Nesse contexto, considerando que o ofício foi encaminhado não apenas à Delegacia de Polícia de Casca, mas também a todos os órgãos policiais da Comarca, solicito seja informado ao signatário quais as “diversas reclamações e informações em sentido contrário” referentes à DP de Casca, pois, ao que me consta, desde que assumi a titularidade desta DP, apenas houve negativa à solicitação por telefone para transporte de presos do Presídio de Guaporé até o Forum de Casca, para audiência, o que, como já dito, não é atribuição da Polícia Civil.

Em síntese, a atividade da Polícia Civil, que exerce as funções de polícia judiciária, diz respeito à investigação criminal e a todos os atos que decorrem desta, de sorte que os nossos parcos recursos humanos e materiais são destinados à atuação apenas quando houver notícia de crime, visando a sua elucidação.

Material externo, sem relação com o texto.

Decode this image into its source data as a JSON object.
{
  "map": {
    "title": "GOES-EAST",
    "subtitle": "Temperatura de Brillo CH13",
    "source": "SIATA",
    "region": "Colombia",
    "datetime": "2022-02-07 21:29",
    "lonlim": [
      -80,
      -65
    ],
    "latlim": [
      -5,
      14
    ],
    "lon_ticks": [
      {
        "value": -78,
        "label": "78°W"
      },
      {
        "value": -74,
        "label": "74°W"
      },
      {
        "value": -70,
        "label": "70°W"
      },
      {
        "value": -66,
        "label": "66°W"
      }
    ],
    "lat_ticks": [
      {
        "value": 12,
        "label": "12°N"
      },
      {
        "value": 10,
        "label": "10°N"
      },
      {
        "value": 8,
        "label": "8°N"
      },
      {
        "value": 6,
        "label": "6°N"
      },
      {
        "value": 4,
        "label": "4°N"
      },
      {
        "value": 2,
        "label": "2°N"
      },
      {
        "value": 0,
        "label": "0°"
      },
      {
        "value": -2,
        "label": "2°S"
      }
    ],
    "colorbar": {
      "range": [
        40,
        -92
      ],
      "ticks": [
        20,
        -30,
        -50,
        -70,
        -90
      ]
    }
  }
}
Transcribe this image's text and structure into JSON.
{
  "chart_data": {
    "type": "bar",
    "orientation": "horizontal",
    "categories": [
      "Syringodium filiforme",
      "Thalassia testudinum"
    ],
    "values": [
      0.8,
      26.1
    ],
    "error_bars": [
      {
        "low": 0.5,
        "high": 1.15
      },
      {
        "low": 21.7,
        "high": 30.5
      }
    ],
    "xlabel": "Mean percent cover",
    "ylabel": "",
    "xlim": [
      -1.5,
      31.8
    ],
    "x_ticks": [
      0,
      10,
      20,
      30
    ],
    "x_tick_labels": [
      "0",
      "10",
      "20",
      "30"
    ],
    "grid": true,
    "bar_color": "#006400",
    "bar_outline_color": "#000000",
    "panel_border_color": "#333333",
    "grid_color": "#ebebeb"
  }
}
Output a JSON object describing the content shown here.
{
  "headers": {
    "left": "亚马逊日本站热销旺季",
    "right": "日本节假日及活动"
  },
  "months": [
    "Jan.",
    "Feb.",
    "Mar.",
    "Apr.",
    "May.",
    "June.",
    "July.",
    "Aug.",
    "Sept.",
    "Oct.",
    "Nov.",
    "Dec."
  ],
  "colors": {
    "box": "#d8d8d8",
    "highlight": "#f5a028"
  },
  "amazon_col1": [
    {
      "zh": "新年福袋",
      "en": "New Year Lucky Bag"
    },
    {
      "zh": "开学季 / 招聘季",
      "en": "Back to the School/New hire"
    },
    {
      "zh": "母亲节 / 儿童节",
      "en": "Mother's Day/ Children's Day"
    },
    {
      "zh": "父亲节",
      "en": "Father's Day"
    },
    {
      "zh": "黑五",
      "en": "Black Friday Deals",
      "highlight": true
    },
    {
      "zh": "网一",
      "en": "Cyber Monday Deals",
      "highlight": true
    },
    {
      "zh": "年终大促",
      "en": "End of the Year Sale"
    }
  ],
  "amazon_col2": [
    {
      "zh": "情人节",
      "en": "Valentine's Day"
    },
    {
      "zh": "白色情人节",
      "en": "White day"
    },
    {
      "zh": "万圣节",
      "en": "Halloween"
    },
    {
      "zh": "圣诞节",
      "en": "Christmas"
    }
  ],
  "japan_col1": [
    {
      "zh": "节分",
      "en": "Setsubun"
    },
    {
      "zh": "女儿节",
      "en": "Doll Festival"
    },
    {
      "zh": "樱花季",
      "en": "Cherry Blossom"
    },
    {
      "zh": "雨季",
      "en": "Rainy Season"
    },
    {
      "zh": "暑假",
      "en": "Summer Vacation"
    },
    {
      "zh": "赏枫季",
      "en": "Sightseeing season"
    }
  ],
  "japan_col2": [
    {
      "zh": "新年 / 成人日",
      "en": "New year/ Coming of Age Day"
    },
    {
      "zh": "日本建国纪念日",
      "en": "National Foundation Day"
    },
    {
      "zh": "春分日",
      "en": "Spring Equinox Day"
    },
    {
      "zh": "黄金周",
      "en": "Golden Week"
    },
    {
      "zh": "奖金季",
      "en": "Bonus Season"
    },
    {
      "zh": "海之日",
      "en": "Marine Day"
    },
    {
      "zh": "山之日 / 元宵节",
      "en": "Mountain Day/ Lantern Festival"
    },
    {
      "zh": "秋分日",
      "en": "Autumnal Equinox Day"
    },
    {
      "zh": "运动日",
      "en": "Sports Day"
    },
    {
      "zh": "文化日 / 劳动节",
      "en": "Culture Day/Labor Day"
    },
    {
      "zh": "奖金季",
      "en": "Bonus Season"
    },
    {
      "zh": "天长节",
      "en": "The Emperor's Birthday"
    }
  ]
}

Ainda, entendo que foge à missão constitucional do Poder Judiciário – a quem a Carta Magna conferiu as funções de solucionar os conflitos levados ao seu conhecimento, controlar a constitucionalidade das leis e dos atos administrativos, tutelar os direitos fundamentais e, sobretudo, garantir a preservação e desenvolvimento do Estado Democrático de Direito – pretender impor às forças policiais (pertencentes a outro Poder do Estado) função em princípio não prevista em lei, tais como atender a requisições de oficiais de justiça, serventuários do Poder Judiciário, configurando, em verdade, uma tentativa de ingerência do Poder Judiciário em ditar os rumos e procederes da Polícia Civil por meio da imposição de temor correicional. As instituições pertencem a Poderes estatais diversos (não havendo qualquer hierarquia/subordinação entre o Juiz e o Delegado de Polícia) e gozam, no desempenho de sua função, de autonomia, não sendo a Autoridade Policial e seus agentes assistentes dos oficiais de justiça, os quais gozam de prerrogativas adequadas para o desempenho de suas funções, tais como auxílio de combustível pago pelo Tribunal de Justiça, de sorte que a única viatura da Delegacia de Polícia de Casca não será usada para transporte de presos ou para realização de tarefas não afetas à sua função.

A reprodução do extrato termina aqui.